In stages of sustainability, exploration tends to be nominal or non-existent. Historically, this has been representative of a double-edged sword, where nominal exploration and exclusive exploitation represents full diffusion or a solution, it also is a vulnerability for parallel systems to enter and disrupt. Just like in evolutionary equilibrium, all interdependencies are defined and held in check. But as you know from complex systems, nothing sits in equilibrium for long. The only constant is change, and knowing that parallel technologies that have been opportunistic in its exploration that are sophisticating new lines of evolution, it is important to be on the right side of history if you are to be a part of it.

The need for Caloric or Capital energy in different stages of maturity in any innovation process is relative to the uniquenesses of those systems. The real question is how technological systems adapt their metabolic efficiencies of that Capital in different stages of a dynamic lifecycle to achieve different things. Technologies and ventures sometimes operate lean at earlier stages, without the need of large sums of Capital to prove minimum viable product, where other stages may need significantly larger amounts of Capital to deeply exploit an opportunity in the market. All examples represent different efficiencies at different stages that transform Calories or Capital currency into energy that allows a system to continue to Explore and Exploit. In our dedication to optimize the right environments and resources to propel the natural evolution of innovation, empathizing with the unique characteristics of each stage of maturity of that complexity is important. Understanding the characteristics of Exploration and Exploitation in each unique stage of this evolving system complexity, allows us to better understand what energy (Capital or Calories) enables the right environment that can facilitate the natural evolution of innovation that inherently self-reproducing.

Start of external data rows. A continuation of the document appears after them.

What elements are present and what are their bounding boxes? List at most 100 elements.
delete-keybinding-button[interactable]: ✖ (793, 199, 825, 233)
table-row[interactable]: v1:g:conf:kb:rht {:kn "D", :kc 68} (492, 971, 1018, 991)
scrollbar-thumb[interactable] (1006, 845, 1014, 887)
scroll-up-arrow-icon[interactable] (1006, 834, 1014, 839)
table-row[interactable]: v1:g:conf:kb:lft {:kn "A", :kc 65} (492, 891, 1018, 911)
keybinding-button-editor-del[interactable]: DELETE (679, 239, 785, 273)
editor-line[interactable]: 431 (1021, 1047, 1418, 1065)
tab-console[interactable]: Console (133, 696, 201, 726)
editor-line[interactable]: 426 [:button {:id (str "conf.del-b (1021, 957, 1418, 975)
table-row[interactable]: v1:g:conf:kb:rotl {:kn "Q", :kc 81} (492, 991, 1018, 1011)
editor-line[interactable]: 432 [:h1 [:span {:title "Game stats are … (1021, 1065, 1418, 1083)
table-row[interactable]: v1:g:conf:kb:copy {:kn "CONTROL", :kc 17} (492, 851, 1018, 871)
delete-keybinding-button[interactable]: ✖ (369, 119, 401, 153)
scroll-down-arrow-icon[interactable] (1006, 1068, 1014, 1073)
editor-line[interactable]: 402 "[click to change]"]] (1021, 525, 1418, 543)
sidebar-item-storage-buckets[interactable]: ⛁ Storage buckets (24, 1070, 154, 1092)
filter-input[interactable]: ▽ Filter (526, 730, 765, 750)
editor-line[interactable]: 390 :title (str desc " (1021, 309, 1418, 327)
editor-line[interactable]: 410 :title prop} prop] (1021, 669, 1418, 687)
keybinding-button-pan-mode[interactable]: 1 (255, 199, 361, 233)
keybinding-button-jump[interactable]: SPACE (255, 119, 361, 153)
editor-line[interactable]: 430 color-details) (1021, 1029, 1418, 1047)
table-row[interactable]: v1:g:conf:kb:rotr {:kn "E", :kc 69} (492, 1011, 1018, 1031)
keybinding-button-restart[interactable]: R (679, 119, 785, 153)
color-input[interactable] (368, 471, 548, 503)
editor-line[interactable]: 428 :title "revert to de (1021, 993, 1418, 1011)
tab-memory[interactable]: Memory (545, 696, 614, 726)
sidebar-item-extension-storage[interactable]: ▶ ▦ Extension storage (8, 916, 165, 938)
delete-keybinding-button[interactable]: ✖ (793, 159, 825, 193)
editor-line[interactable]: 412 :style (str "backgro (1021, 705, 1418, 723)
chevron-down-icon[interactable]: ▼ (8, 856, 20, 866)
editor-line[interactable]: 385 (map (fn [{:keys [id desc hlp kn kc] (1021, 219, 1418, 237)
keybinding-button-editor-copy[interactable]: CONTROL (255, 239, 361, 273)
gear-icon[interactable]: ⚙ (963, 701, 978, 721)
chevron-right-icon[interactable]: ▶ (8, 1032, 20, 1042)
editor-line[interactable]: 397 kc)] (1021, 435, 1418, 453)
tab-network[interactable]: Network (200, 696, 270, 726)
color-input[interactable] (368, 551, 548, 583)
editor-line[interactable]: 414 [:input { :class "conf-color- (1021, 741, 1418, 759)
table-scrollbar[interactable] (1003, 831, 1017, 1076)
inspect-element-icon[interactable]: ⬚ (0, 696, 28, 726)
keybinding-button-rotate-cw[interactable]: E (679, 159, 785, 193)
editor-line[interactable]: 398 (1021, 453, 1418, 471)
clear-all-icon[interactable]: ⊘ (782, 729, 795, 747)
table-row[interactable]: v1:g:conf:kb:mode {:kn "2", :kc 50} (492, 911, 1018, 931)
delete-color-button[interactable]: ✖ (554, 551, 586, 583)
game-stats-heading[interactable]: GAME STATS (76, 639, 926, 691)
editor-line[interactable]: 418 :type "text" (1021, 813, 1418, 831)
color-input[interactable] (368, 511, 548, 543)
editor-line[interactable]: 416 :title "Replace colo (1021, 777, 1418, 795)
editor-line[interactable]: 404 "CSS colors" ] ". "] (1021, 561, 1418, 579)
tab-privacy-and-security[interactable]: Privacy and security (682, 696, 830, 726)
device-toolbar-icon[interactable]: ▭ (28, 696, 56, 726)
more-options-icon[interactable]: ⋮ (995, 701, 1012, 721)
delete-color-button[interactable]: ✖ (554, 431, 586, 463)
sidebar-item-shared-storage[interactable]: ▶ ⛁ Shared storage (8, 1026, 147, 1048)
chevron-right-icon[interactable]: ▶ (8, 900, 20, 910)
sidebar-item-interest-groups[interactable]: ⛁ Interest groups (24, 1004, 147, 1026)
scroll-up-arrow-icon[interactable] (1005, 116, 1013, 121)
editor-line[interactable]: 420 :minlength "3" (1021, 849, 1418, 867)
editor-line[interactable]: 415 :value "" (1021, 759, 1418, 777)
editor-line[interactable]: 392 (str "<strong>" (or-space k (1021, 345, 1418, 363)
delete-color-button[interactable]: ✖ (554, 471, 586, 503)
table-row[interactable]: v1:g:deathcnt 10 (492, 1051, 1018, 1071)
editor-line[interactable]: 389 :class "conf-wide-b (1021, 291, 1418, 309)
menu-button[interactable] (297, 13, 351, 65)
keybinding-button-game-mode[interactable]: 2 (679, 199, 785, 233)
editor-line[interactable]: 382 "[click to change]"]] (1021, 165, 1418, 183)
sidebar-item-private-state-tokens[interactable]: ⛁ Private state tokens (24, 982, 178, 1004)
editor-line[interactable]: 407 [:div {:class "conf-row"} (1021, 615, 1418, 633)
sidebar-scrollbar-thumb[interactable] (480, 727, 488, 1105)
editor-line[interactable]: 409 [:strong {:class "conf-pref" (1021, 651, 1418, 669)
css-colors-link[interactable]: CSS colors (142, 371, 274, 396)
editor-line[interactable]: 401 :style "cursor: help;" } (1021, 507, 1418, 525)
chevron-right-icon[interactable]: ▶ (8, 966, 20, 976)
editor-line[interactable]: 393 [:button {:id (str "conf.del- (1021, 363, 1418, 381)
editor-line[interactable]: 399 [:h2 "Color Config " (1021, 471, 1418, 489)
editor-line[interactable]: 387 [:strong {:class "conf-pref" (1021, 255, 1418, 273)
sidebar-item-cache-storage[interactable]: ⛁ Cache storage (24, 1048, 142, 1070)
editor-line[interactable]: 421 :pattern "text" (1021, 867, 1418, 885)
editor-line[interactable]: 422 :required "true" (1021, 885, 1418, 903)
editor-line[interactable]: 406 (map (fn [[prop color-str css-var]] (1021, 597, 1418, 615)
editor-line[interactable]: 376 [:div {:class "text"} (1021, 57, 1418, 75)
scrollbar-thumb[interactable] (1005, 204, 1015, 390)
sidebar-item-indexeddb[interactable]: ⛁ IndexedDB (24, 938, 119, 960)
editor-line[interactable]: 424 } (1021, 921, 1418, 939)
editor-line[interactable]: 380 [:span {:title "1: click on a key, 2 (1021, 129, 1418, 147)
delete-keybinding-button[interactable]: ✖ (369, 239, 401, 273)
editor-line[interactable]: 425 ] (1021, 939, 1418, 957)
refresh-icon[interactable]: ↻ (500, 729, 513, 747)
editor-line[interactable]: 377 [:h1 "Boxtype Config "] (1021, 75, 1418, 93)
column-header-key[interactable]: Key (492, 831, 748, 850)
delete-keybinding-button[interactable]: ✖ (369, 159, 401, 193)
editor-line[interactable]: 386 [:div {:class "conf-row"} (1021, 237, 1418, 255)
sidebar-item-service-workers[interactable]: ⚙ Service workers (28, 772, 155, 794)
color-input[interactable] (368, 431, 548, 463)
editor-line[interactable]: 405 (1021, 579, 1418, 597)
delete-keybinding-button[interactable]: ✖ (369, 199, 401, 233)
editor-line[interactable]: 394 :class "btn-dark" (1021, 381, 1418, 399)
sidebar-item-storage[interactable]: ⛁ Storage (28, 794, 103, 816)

Our world is made up of systems that are interconnected in a tapestry of infinite layers. It is the constant evolution of these systems that make our world so simple in their shared characteristics, and complex at the same time. Innovation occurs in systems, and we have come to learn that systems are not linear, but dynamic. When we study the dynamics of systems, whether we are talking about genetics, ecology, or even technology, we can better understand how to be facilitators of the natural propensities for those systems to emerge in order and definition. It is the through the oscillations and iterations between Exploration and Exploitation defines this order out of stochasticity and growing complexity, and there is a source of energy that enable those iterations to occur, whether it Calories in a biological system, or Capital in a technology system. If we are to be meaningful contributors to the process of innovation, we must study how our resources can create the right environment to enable the natural innovation process to occur. As participants in our own world of systems, we have come to learn that we cannot force innovation to occur, but we can play a role in shaping and molding the right environments for the probability of innovation to occur.